Muitas das peças da Zetafonts refletem orgulhosamente a sua herança italiana. ter Artusiem homenagem ao grande gourmet; Montelchiinspirado em Piero della Francesca madona delpato;e Florençacelebrando a história da cidade. Outros exploram diferentes capítulos da cultura visual italiana usando gráficos modernistas das décadas de 1920 e 1930 ou detalhes arquitetônicos espalhados por Florença.

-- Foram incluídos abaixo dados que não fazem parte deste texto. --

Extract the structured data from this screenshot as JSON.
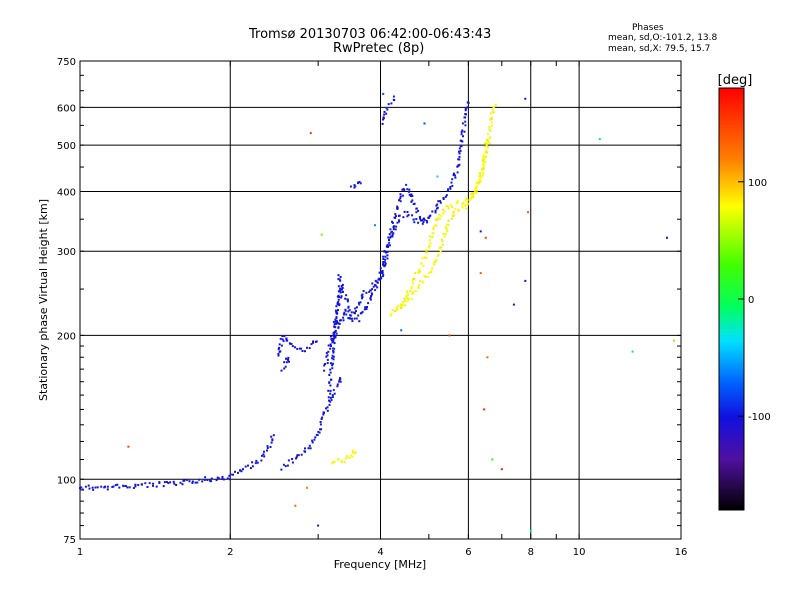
{
  "header": {
    "title": "Tromsø 20130703 06:42:00-06:43:43",
    "subtitle": "RwPretec (8p)"
  },
  "stats": {
    "heading": "Phases",
    "line1": "mean, sd,O:-101.2, 13.8",
    "line2": "mean, sd,X:  79.5, 15.7"
  },
  "colorbar": {
    "label": "[deg]",
    "ticks": [
      "100",
      "0",
      "-100"
    ],
    "tick_values": [
      100,
      0,
      -100
    ],
    "range": [
      -180,
      180
    ]
  },
  "chart_data": {
    "type": "scatter",
    "title": "Tromsø 20130703 06:42:00-06:43:43",
    "subtitle": "RwPretec (8p)",
    "xlabel": "Frequency [MHz]",
    "ylabel": "Stationary phase Virtual Height [km]",
    "xscale": "log",
    "yscale": "log",
    "xlim": [
      1,
      16
    ],
    "ylim": [
      75,
      750
    ],
    "xticks": [
      1,
      2,
      4,
      6,
      8,
      10,
      16
    ],
    "xtick_labels": [
      "1",
      "2",
      "4",
      "6",
      "8",
      "10",
      "16"
    ],
    "yticks": [
      75,
      100,
      200,
      300,
      400,
      500,
      600,
      750
    ],
    "ytick_labels": [
      "75",
      "100",
      "200",
      "300",
      "400",
      "500",
      "600",
      "750"
    ],
    "grid": true,
    "series": [
      {
        "mode": "O",
        "color_value_deg": -101.2,
        "traces": [
          [
            [
              1.0,
              96
            ],
            [
              1.1,
              96
            ],
            [
              1.2,
              96.5
            ],
            [
              1.3,
              97
            ],
            [
              1.45,
              97.5
            ],
            [
              1.6,
              98
            ],
            [
              1.75,
              100
            ],
            [
              1.9,
              100
            ],
            [
              2.0,
              101
            ],
            [
              2.1,
              104
            ],
            [
              2.3,
              110
            ],
            [
              2.4,
              118
            ],
            [
              2.45,
              125
            ]
          ],
          [
            [
              2.5,
              180
            ],
            [
              2.55,
              200
            ],
            [
              2.6,
              195
            ],
            [
              2.7,
              188
            ],
            [
              2.8,
              186
            ],
            [
              2.9,
              190
            ],
            [
              3.0,
              195
            ]
          ],
          [
            [
              2.55,
              170
            ],
            [
              2.6,
              180
            ],
            [
              2.65,
              175
            ]
          ],
          [
            [
              2.55,
              106
            ],
            [
              2.7,
              110
            ],
            [
              2.9,
              118
            ],
            [
              3.0,
              125
            ],
            [
              3.1,
              138
            ],
            [
              3.2,
              150
            ],
            [
              3.3,
              160
            ],
            [
              3.35,
              165
            ]
          ],
          [
            [
              3.1,
              170
            ],
            [
              3.2,
              200
            ],
            [
              3.3,
              230
            ],
            [
              3.35,
              255
            ],
            [
              3.4,
              240
            ],
            [
              3.5,
              220
            ],
            [
              3.6,
              230
            ],
            [
              3.7,
              245
            ],
            [
              3.8,
              250
            ],
            [
              3.9,
              255
            ],
            [
              4.0,
              260
            ],
            [
              4.1,
              290
            ],
            [
              4.2,
              330
            ],
            [
              4.3,
              365
            ],
            [
              4.4,
              390
            ],
            [
              4.5,
              410
            ],
            [
              4.6,
              395
            ],
            [
              4.7,
              370
            ],
            [
              4.8,
              355
            ],
            [
              4.9,
              350
            ],
            [
              5.0,
              352
            ],
            [
              5.1,
              360
            ],
            [
              5.2,
              375
            ],
            [
              5.3,
              385
            ],
            [
              5.4,
              390
            ],
            [
              5.5,
              400
            ],
            [
              5.6,
              420
            ],
            [
              5.7,
              450
            ],
            [
              5.8,
              500
            ],
            [
              5.9,
              560
            ],
            [
              6.0,
              620
            ]
          ],
          [
            [
              3.2,
              190
            ],
            [
              3.3,
              210
            ],
            [
              3.4,
              225
            ],
            [
              3.5,
              215
            ],
            [
              3.6,
              215
            ],
            [
              3.7,
              225
            ],
            [
              3.8,
              235
            ],
            [
              3.9,
              250
            ],
            [
              4.0,
              270
            ],
            [
              4.1,
              300
            ],
            [
              4.2,
              320
            ],
            [
              4.3,
              340
            ],
            [
              4.4,
              355
            ],
            [
              4.5,
              360
            ],
            [
              4.6,
              355
            ],
            [
              4.7,
              348
            ],
            [
              4.8,
              345
            ],
            [
              4.9,
              345
            ],
            [
              5.0,
              350
            ]
          ],
          [
            [
              3.15,
              150
            ],
            [
              3.2,
              175
            ],
            [
              3.25,
              205
            ],
            [
              3.3,
              245
            ],
            [
              3.32,
              270
            ]
          ],
          [
            [
              3.5,
              405
            ],
            [
              3.6,
              412
            ],
            [
              3.7,
              420
            ]
          ],
          [
            [
              4.05,
              560
            ],
            [
              4.1,
              590
            ],
            [
              4.2,
              610
            ],
            [
              4.3,
              630
            ]
          ]
        ]
      },
      {
        "mode": "X",
        "color_value_deg": 79.5,
        "traces": [
          [
            [
              3.2,
              108
            ],
            [
              3.3,
              109
            ],
            [
              3.4,
              110
            ],
            [
              3.5,
              112
            ],
            [
              3.6,
              116
            ]
          ],
          [
            [
              4.2,
              222
            ],
            [
              4.3,
              228
            ],
            [
              4.4,
              232
            ],
            [
              4.5,
              240
            ],
            [
              4.6,
              255
            ],
            [
              4.7,
              265
            ],
            [
              4.8,
              275
            ],
            [
              4.9,
              290
            ],
            [
              5.0,
              310
            ],
            [
              5.1,
              330
            ],
            [
              5.2,
              350
            ],
            [
              5.3,
              360
            ],
            [
              5.4,
              370
            ],
            [
              5.6,
              375
            ],
            [
              5.8,
              380
            ],
            [
              6.0,
              385
            ],
            [
              6.2,
              395
            ],
            [
              6.3,
              420
            ],
            [
              6.4,
              450
            ],
            [
              6.5,
              490
            ],
            [
              6.6,
              530
            ],
            [
              6.7,
              580
            ],
            [
              6.8,
              620
            ]
          ],
          [
            [
              4.3,
              225
            ],
            [
              4.5,
              235
            ],
            [
              4.8,
              255
            ],
            [
              5.0,
              270
            ],
            [
              5.2,
              290
            ],
            [
              5.4,
              330
            ],
            [
              5.6,
              360
            ],
            [
              5.9,
              372
            ],
            [
              6.1,
              385
            ],
            [
              6.4,
              440
            ],
            [
              6.6,
              510
            ]
          ]
        ]
      },
      {
        "mode": "noise",
        "points": [
          {
            "x": 1.25,
            "y": 117,
            "deg": 150
          },
          {
            "x": 2.7,
            "y": 88,
            "deg": 130
          },
          {
            "x": 2.9,
            "y": 530,
            "deg": 155
          },
          {
            "x": 3.0,
            "y": 80,
            "deg": -120
          },
          {
            "x": 3.05,
            "y": 325,
            "deg": 40
          },
          {
            "x": 2.85,
            "y": 96,
            "deg": 120
          },
          {
            "x": 4.05,
            "y": 640,
            "deg": -80
          },
          {
            "x": 4.4,
            "y": 205,
            "deg": -70
          },
          {
            "x": 4.9,
            "y": 555,
            "deg": -80
          },
          {
            "x": 5.2,
            "y": 430,
            "deg": -40
          },
          {
            "x": 5.5,
            "y": 200,
            "deg": 150
          },
          {
            "x": 6.35,
            "y": 330,
            "deg": -100
          },
          {
            "x": 6.5,
            "y": 320,
            "deg": 150
          },
          {
            "x": 6.55,
            "y": 180,
            "deg": 130
          },
          {
            "x": 6.7,
            "y": 110,
            "deg": 20
          },
          {
            "x": 7.0,
            "y": 105,
            "deg": 170
          },
          {
            "x": 7.4,
            "y": 232,
            "deg": -110
          },
          {
            "x": 7.8,
            "y": 625,
            "deg": -110
          },
          {
            "x": 7.8,
            "y": 260,
            "deg": -110
          },
          {
            "x": 7.9,
            "y": 362,
            "deg": 140
          },
          {
            "x": 8.0,
            "y": 78,
            "deg": -20
          },
          {
            "x": 11.0,
            "y": 515,
            "deg": -10
          },
          {
            "x": 12.8,
            "y": 185,
            "deg": -40
          },
          {
            "x": 15.0,
            "y": 320,
            "deg": -110
          },
          {
            "x": 15.5,
            "y": 195,
            "deg": 100
          },
          {
            "x": 6.35,
            "y": 270,
            "deg": 140
          },
          {
            "x": 6.45,
            "y": 140,
            "deg": 160
          },
          {
            "x": 3.9,
            "y": 340,
            "deg": -60
          }
        ]
      }
    ]
  }
}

Nem toda fonte pode ser um sucesso comercial. Pancini ri e diz que alguns dos produtos favoritos da equipe também são os que vendem mais lentamente. “É um pouco como publicar um livro. Você precisa de best-sellers para poder publicar mais trabalhos experimentais.” Esse best-seller é Coco Gansobaixado milhões de vezes e usado em campanhas, incluindo Cadeia de recrutamento Música com Sting. Ironicamente, sua popularidade se deve em parte às suas imperfeições. “Tinha um bug”, admitiu Pancini. “As letras minúsculas são excepcionalmente altas. Tecnicamente, não são perfeitas, mas tornam o texto surpreendentemente legível.”

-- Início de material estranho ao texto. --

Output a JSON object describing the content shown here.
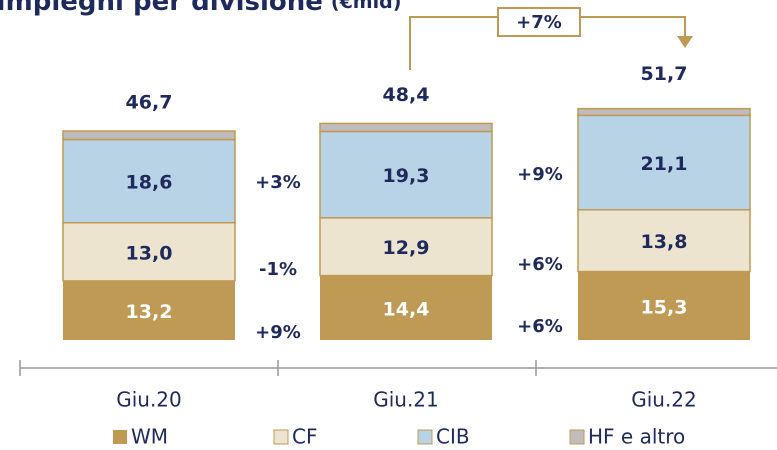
{
  "chart_data": {
    "type": "stacked_bar",
    "title": "Impieghi per divisione",
    "unit": "(€mld)",
    "categories": [
      "Giu.20",
      "Giu.21",
      "Giu.22"
    ],
    "ylim": [
      0,
      60
    ],
    "series": [
      {
        "name": "WM",
        "color": "#bf9a55",
        "values": [
          13.2,
          14.4,
          15.3
        ],
        "value_labels": [
          "13,2",
          "14,4",
          "15,3"
        ]
      },
      {
        "name": "CF",
        "color": "#ede4d0",
        "values": [
          13.0,
          12.9,
          13.8
        ],
        "value_labels": [
          "13,0",
          "12,9",
          "13,8"
        ]
      },
      {
        "name": "CIB",
        "color": "#b8d3e5",
        "values": [
          18.6,
          19.3,
          21.1
        ],
        "value_labels": [
          "18,6",
          "19,3",
          "21,1"
        ]
      },
      {
        "name": "HF e altro",
        "color": "#c0bcbc",
        "values": [
          1.9,
          1.8,
          1.5
        ]
      }
    ],
    "totals": [
      46.7,
      48.4,
      51.7
    ],
    "total_labels": [
      "46,7",
      "48,4",
      "51,7"
    ],
    "growth_labels": [
      [
        "+9%",
        "-1%",
        "+3%"
      ],
      [
        "+6%",
        "+6%",
        "+9%"
      ]
    ],
    "total_change_label": "+7%"
  }
}
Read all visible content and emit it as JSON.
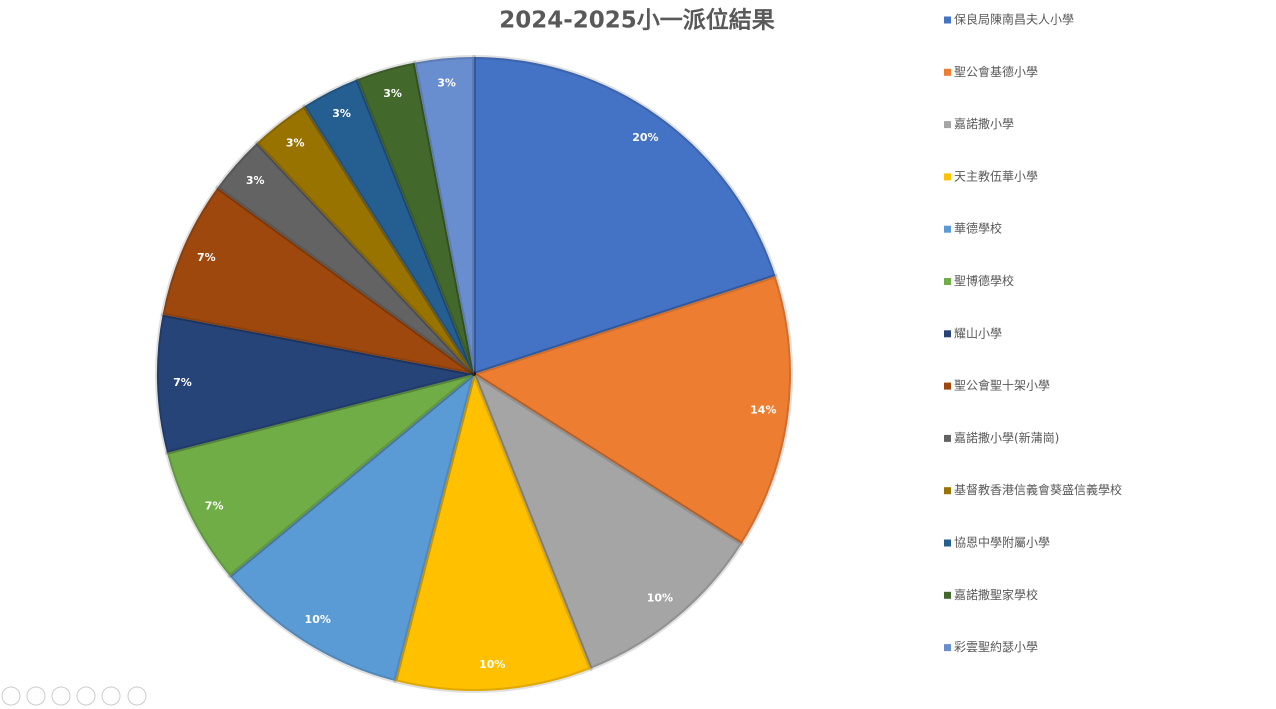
{
  "chart_data": {
    "type": "pie",
    "title": "2024-2025小一派位結果",
    "categories": [
      "保良局陳南昌夫人小學",
      "聖公會基德小學",
      "嘉諾撒小學",
      "天主教伍華小學",
      "華德學校",
      "聖博德學校",
      "耀山小學",
      "聖公會聖十架小學",
      "嘉諾撒小學(新蒲崗)",
      "基督教香港信義會葵盛信義學校",
      "協恩中學附屬小學",
      "嘉諾撒聖家學校",
      "彩雲聖約瑟小學"
    ],
    "values": [
      20,
      14,
      10,
      10,
      10,
      7,
      7,
      7,
      3,
      3,
      3,
      3,
      3
    ],
    "value_labels": [
      "20%",
      "14%",
      "10%",
      "10%",
      "10%",
      "7%",
      "7%",
      "7%",
      "3%",
      "3%",
      "3%",
      "3%",
      "3%"
    ],
    "colors": [
      "#4472c4",
      "#ed7d31",
      "#a5a5a5",
      "#ffc000",
      "#5b9bd5",
      "#70ad47",
      "#264478",
      "#9e480e",
      "#636363",
      "#997300",
      "#255e91",
      "#43682b",
      "#698ed0"
    ],
    "legend": "right"
  }
}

No entanto, o design de tipos nunca se trata apenas de estética. Alguns dos projetos mais significativos da Zetafonts são através cooperação intercultural. Quando solicitado a desenvolver uma versão árabe de uma fonte existente, o estúdio trabalhou com o designer Omaima Dajani, de Jerusalém, e com o tipógrafo israelense Oded Ezer. Não é apenas um projeto de tecnologia. Percebemos que estávamos ouvindo dois roteiros e, de certa forma, duas culturas. A tipografia pode parecer uma coisa pequena, mas pode fazer você pensar em questões maiores. Trata-se de comunicar e conectar pessoas. “

O fundador da Zetafonts conversa com a editora-chefe da TF, Helen Farrell

Essa crença no design como conexão vai além do trabalho comercial. Manetti lidera lute pela bondadeuma iniciativa sem fins lucrativos que convida designers de todo o mundo a criar cartazes que exploram a gentileza como uma escolha social ponderada, em vez de uma característica pessoal. O projeto, agora em seu quinto ano, reuniu mais de 1.000 pôsteres de 48 países e dezenas de idiomas e sistemas de escrita. Todo mês de novembro, próximo ao Dia Mundial da Gentileza, exposições organizadas por voluntários locais são realizadas em lugares de Los Angeles à Indonésia e China. “Sabemos que a tipografia em si não pode mudar o mundo, mas pode convidar as pessoas a parar, refletir e pensar de forma diferente. A bondade é muitas vezes mal interpretada como fraqueza. Queríamos mostrar que esta é na verdade uma escolha consciente.”

educar tornou-se outra pedra angular da filosofia Zetafonts. O estúdio fornece fontes gratuitas para universidades, organiza workshops e promove o design de fontes como algo divertido, em vez de intimidador. “Queremos que as pessoas se lembrem de que a tipografia pode ser divertida.”

Permanecer criativo depois de 25 anos na indústria é talvez o maior desafio. Para Manetti, a resposta está Recuse-se a separar trabalho e vida. “Como confirma a literatura de psicossíntese, um dos maiores erros é separar a vida pessoal da profissional. Somos um só povo. Procuramos fazer tudo de forma consciente: nos divertir, pagar as contas e encontrar o equilíbrio.” Sua filosofia sobre criatividade é agradavelmente simples. “A parte mais importante do processo criativo é fazer perguntas, não respostas.”

Para um estúdio cujo trabalho influencia silenciosamente a forma como milhões de pessoas interagem com as palavras todos os dias, a abertura à curiosidade pode ser a sua maior fonte.